Enfin, quand vint l’heure pour l’Allemagne de combler les vides ouverts dans les rangs de la Wehrmacht par de nouveaux combattants empruntés aux usines de guerre, elle fit appel pour remplacer ces derniers à de la main-d’œuvre étrangère. Le gouvernement aurait dû s’opposer à cette mesure contraire au droit des gens, d’autant que les usines du Reich, exposées aux bombardements alliés, étaient un véritable front de guerre et que leurs occupants y étaient exposés à tous les risques du combat.

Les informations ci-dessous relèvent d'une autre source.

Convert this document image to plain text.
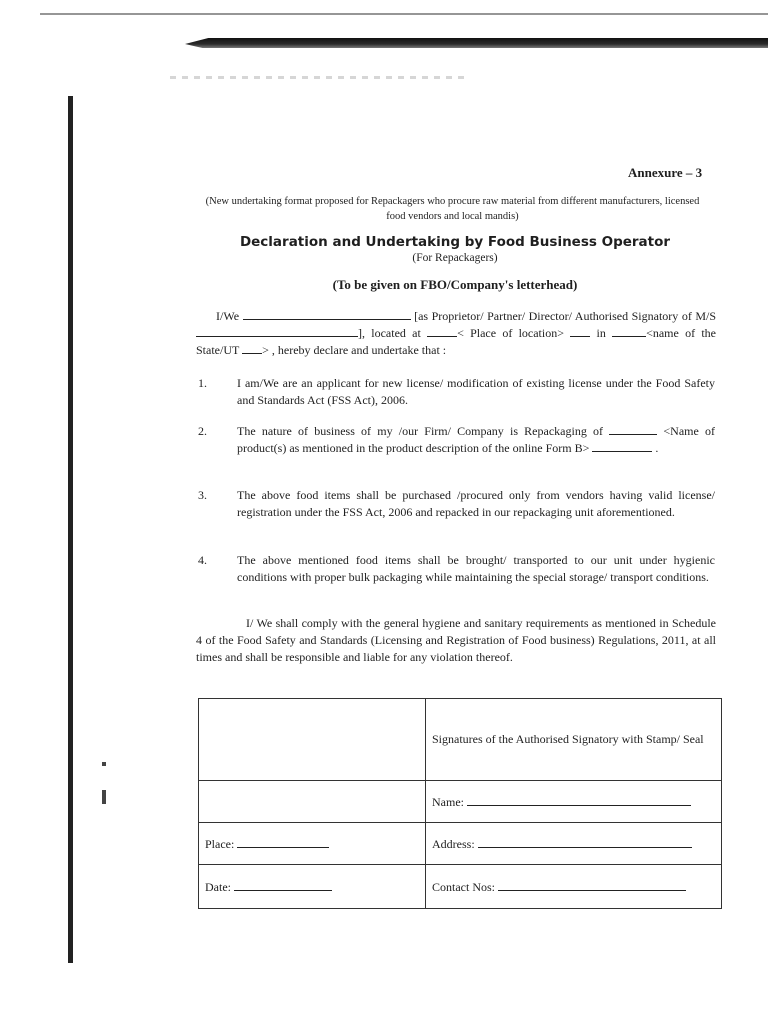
Annexure – 3
(New undertaking format proposed for Repackagers who procure raw material from different manufacturers, licensed food vendors and local mandis)
Declaration and Undertaking by Food Business Operator
(For Repackagers)
(To be given on FBO/Company's letterhead)
I/We	[as Proprietor/ Partner/ Director/ Authorised Signatory of M/S ], located at	< Place of location>	in	<name of the State/UT > , hereby declare and undertake that :
1.	I am/We are an applicant for new license/ modification of existing license under the Food Safety and Standards Act (FSS Act), 2006.
2.	The nature of business of my /our Firm/ Company is Repackaging of	<Name of product(s) as mentioned in the product description of the online Form B>	.
3.	The above food items shall be purchased /procured only from vendors having valid license/ registration under the FSS Act, 2006 and repacked in our repackaging unit aforementioned.
4.	The above mentioned food items shall be brought/ transported to our unit under hygienic conditions with proper bulk packaging while maintaining the special storage/ transport conditions.
I/ We shall comply with the general hygiene and sanitary requirements as mentioned in Schedule 4 of the Food Safety and Standards (Licensing and Registration of Food business) Regulations, 2011, at all times and shall be responsible and liable for any violation thereof.
	Signatures of the Authorised Signatory with Stamp/ Seal
	Name:
Place:	Address:
Date:	Contact Nos:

Au lieu de cela, il inventa le service du travail obligatoire, soi-disant pour assurer la relève des prisonniers de guerre, en fait pour contraindre de jeunes Français à partir pour l’Allemagne.

Bref, de quelque côté qu’on tourne les regards, on ne voit partout qu’acceptation, résignation, soumission.

Faut-il aller plus loin dans les hypothèses relatives à l’action de politique intérieure menée par le gouvernement de Vichy et y voir l’exécution d’un plan prémédité, arrêté avant même que les événements en aient permis la réalisation ?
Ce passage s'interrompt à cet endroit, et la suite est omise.